"Chicago" is a poem in which the speaker looks at the city of Chicago in two very different ways. On the one hand, the city is seen as a place of prostitution where children are allowed to starve and killers are set free to kill again. On the other hand, the speaker cannot but help be impressed by the hard work and effort that has gone into the making of this city and the industrious nature that characterises it. The literary devices that are used in this poem help to support such understandings. Consider the following example:
Fierce as a dog with tongue lapping for action, cunning
as a savage pitted against the wilderness...
The two similes here both are used to describe the city of Chicago and the kind of people who inhabit it and have made it what it is. The speaker suggests that to get ahead in this kind of world you have to be both "fierce" and "cunning," and his admiration for the workers of Chicago and the city's spirit in this regard is evident.
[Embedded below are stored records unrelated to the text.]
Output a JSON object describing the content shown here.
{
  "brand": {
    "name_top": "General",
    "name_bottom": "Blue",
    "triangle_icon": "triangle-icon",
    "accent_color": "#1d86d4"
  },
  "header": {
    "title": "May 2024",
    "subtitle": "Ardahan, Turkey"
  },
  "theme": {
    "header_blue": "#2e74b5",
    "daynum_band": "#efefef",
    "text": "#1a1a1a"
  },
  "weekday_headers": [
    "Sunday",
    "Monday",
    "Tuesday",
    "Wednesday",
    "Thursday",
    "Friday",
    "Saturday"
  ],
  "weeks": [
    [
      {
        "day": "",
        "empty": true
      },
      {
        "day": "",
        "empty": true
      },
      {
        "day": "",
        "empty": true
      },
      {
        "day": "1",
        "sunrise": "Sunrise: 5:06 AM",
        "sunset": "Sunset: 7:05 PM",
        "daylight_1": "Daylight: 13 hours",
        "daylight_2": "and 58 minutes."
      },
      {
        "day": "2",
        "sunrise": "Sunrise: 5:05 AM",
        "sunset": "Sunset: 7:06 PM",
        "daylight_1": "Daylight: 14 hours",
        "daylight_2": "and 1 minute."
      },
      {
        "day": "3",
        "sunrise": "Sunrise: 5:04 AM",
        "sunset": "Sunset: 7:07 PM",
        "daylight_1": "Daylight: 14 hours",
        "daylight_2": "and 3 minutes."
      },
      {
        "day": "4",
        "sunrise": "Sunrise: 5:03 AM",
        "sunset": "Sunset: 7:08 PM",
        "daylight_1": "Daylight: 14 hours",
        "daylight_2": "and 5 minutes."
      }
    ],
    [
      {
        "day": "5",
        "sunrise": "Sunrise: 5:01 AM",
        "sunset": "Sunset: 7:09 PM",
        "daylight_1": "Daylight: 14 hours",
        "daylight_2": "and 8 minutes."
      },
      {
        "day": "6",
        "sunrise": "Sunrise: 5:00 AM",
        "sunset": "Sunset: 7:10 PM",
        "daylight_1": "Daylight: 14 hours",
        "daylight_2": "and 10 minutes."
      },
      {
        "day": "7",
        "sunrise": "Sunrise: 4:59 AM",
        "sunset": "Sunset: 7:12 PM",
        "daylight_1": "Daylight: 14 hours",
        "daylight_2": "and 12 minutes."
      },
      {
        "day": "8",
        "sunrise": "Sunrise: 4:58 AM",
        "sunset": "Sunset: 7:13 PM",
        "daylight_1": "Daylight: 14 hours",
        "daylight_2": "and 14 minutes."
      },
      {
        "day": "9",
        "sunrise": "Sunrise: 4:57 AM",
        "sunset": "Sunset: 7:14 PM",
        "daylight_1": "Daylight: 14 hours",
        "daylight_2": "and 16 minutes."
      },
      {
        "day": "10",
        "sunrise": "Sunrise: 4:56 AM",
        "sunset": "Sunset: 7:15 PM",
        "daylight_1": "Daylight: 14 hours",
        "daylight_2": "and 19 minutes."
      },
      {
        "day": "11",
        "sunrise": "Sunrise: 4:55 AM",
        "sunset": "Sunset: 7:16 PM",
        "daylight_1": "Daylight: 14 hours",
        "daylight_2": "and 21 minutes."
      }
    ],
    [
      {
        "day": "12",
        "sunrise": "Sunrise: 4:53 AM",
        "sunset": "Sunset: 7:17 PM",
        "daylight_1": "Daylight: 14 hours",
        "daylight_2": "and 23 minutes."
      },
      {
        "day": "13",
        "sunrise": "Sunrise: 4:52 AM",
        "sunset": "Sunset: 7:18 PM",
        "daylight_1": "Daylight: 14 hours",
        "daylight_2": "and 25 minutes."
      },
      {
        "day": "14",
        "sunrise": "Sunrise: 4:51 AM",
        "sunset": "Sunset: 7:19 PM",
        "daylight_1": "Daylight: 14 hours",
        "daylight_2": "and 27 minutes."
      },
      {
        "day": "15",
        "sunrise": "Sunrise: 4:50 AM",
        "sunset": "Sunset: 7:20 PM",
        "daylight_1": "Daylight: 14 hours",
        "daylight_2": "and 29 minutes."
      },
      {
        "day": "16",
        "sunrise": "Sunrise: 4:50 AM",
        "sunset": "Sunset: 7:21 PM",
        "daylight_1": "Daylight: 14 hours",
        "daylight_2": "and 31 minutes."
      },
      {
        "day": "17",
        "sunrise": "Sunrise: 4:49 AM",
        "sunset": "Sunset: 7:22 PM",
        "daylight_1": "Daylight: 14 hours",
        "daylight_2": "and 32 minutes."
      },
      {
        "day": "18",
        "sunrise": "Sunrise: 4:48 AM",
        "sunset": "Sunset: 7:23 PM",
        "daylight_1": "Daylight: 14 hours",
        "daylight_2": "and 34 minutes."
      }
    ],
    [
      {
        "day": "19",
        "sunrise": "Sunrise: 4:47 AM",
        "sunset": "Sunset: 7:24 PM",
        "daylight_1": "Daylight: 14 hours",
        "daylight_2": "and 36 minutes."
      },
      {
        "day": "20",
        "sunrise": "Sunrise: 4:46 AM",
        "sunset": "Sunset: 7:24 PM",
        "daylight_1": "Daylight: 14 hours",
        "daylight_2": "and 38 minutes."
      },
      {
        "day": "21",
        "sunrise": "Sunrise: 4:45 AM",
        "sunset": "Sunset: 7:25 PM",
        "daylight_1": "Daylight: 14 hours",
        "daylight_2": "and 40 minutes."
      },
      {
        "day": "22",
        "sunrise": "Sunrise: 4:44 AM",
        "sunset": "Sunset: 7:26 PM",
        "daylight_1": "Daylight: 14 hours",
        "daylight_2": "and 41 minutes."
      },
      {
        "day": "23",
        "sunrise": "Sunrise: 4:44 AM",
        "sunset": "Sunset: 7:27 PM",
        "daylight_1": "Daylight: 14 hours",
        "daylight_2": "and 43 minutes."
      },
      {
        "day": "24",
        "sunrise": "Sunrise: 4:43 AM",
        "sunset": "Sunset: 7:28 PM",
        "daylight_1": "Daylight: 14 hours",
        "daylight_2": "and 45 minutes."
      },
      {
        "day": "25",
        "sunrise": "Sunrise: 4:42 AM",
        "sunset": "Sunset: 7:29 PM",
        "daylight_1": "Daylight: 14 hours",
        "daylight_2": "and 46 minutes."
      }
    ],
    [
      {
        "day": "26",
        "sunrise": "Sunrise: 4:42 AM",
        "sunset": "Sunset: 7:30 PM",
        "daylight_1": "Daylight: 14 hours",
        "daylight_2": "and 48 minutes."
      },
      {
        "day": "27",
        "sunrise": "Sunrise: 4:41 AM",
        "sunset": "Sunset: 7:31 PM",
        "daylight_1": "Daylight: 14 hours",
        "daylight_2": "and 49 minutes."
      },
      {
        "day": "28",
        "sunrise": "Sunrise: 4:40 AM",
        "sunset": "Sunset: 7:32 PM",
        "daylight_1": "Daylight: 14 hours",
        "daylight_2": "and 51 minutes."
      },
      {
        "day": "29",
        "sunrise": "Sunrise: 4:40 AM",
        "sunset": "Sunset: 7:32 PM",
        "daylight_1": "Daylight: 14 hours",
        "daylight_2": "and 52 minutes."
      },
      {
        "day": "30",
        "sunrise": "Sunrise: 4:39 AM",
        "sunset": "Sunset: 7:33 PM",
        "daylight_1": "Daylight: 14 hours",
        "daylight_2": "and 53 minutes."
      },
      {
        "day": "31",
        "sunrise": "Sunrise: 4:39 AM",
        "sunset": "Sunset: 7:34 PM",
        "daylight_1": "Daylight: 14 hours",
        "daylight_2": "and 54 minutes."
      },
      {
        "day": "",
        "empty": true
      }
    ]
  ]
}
Note how Sandburg personifies the spirit of Chicago in his picture of a young man who is located:
Under the terrible burden of destiny laughing as a young
Laughing even as an ignorant fighter laughs who has
never lost a battle...
The defiance of the city is expressed in its personification as a "young man" laughing, even though he is "under the terrible burden of destiny." In the face of crushing forces that seem to oppose it the city shows considerable spirit and bravery which make it, for Sandburg, remarkable and worthy of praise.